Having been unceremoniously sacked as President Trump’s director of communications after only ten days and divorced by his wife, Anthony Scaramucci has now suffered the ignominy of being rejected by the rock he crawled out from under.
“That Wackestone is the victim of his own potty mouth – if he will insist on using Obsidianties he should expect to get Slated,” said the rock in an interview with Rochdale Herald Geology supplement, The Millstone Gritter.
“We may have been Lavas, but I’m a Gneiss rock, there’s no way I’m allowing that Schist back under me in the same Sedimentary bed,” she added, giving her name as “Beryl”.
“He thinks he’s so Tuff, but that Sodic Pseudotachylite can Fluckite off,” she spat.
Wall Street too appears unlikely to roll out the red Garnet and welcome back its former Aluminite with several former employers including Gold Manganese Saxonite confirming that as far as they were concerned Scaramucci was beyond the Pearl.
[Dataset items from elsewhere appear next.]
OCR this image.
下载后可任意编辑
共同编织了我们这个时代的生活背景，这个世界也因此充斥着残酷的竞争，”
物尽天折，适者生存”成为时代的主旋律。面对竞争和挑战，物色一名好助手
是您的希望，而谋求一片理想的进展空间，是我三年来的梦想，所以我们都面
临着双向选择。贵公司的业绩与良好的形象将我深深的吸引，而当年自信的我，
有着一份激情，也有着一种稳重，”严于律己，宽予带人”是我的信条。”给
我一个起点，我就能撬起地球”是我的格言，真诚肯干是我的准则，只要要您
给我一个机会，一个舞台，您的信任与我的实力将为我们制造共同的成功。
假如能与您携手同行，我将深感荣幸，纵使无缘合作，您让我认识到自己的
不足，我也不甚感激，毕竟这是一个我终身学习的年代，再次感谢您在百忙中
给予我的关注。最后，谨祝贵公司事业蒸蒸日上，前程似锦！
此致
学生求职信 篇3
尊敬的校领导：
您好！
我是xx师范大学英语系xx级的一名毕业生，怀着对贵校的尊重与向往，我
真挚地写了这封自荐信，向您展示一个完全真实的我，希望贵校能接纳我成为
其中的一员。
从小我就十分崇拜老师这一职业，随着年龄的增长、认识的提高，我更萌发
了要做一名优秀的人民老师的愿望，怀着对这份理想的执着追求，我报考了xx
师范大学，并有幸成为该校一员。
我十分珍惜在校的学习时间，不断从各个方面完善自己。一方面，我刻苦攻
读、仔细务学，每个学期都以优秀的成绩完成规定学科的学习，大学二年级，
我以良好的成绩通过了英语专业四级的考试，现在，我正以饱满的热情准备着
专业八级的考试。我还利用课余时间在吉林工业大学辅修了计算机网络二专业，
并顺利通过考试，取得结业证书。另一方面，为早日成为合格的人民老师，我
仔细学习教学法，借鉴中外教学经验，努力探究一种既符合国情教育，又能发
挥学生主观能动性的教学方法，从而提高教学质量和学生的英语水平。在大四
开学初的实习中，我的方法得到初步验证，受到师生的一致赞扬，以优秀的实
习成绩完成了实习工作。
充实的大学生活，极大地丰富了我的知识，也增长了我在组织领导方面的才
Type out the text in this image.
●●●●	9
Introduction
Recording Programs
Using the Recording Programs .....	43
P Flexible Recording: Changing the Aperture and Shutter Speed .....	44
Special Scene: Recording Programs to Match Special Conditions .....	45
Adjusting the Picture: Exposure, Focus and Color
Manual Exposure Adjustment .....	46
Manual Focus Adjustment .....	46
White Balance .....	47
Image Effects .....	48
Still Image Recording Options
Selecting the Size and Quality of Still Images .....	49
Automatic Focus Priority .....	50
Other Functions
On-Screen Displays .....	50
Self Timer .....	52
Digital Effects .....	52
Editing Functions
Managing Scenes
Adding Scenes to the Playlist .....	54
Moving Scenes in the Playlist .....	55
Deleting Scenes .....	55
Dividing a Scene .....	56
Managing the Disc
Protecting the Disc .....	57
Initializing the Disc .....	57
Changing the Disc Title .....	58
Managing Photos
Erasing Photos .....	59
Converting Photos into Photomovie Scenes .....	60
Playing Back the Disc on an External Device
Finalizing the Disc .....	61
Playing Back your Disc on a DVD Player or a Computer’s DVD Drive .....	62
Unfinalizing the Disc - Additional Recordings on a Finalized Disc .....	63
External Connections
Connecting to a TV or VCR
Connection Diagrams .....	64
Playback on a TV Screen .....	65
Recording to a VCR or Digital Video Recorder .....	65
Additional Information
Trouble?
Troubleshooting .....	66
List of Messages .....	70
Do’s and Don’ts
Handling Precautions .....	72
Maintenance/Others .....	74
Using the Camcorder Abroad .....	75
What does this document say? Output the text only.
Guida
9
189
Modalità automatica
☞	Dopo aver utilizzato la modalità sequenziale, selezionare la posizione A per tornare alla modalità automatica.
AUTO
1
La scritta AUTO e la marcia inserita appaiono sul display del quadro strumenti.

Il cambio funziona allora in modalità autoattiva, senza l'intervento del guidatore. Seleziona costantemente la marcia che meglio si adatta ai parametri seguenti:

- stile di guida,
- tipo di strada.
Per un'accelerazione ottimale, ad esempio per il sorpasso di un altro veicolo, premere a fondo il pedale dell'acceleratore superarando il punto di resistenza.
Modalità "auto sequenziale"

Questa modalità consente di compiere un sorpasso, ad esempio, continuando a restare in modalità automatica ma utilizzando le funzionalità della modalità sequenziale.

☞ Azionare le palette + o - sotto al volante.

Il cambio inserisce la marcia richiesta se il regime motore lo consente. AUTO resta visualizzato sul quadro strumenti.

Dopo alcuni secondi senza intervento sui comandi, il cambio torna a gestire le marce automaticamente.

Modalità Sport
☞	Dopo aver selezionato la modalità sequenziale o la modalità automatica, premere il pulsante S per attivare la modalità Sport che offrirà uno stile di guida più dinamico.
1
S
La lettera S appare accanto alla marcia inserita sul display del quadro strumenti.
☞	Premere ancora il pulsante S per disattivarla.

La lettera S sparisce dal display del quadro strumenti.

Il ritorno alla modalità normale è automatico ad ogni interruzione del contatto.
Fears that Sacaramucci might respond to his sacking by exposing President Trump and his family as Crookesites were assuaged Tuesday when it became apparent that as part of his termination package he had agreed to keep his Deccan Trap firmly shut. “That Schist better do as he agreed or he’ll be Coprolite,” said a White (Gypsum) House spokesman Bob Fossil.
However despite the setbacks the future for Scaramucci may not be as black Basalt as it first appears. “Speaking the Herald a spokesman for New York University faculty of geology confirmed that plenty of openings exist for a foul mouthed Fukuchilite, with a talent for distracting attention from his employer.
“Tony Blairmorite for one is in desperate need of someone to take the Flake while he stays well Hiddenite after the UK High Court’s decision that he can’t be prosecuted for declaring Wardite on Iraq.
“If only the lying Stalactite had invaded Iran instead, then we could have used Iranite for one final rocking run of pun fun,” he lamented.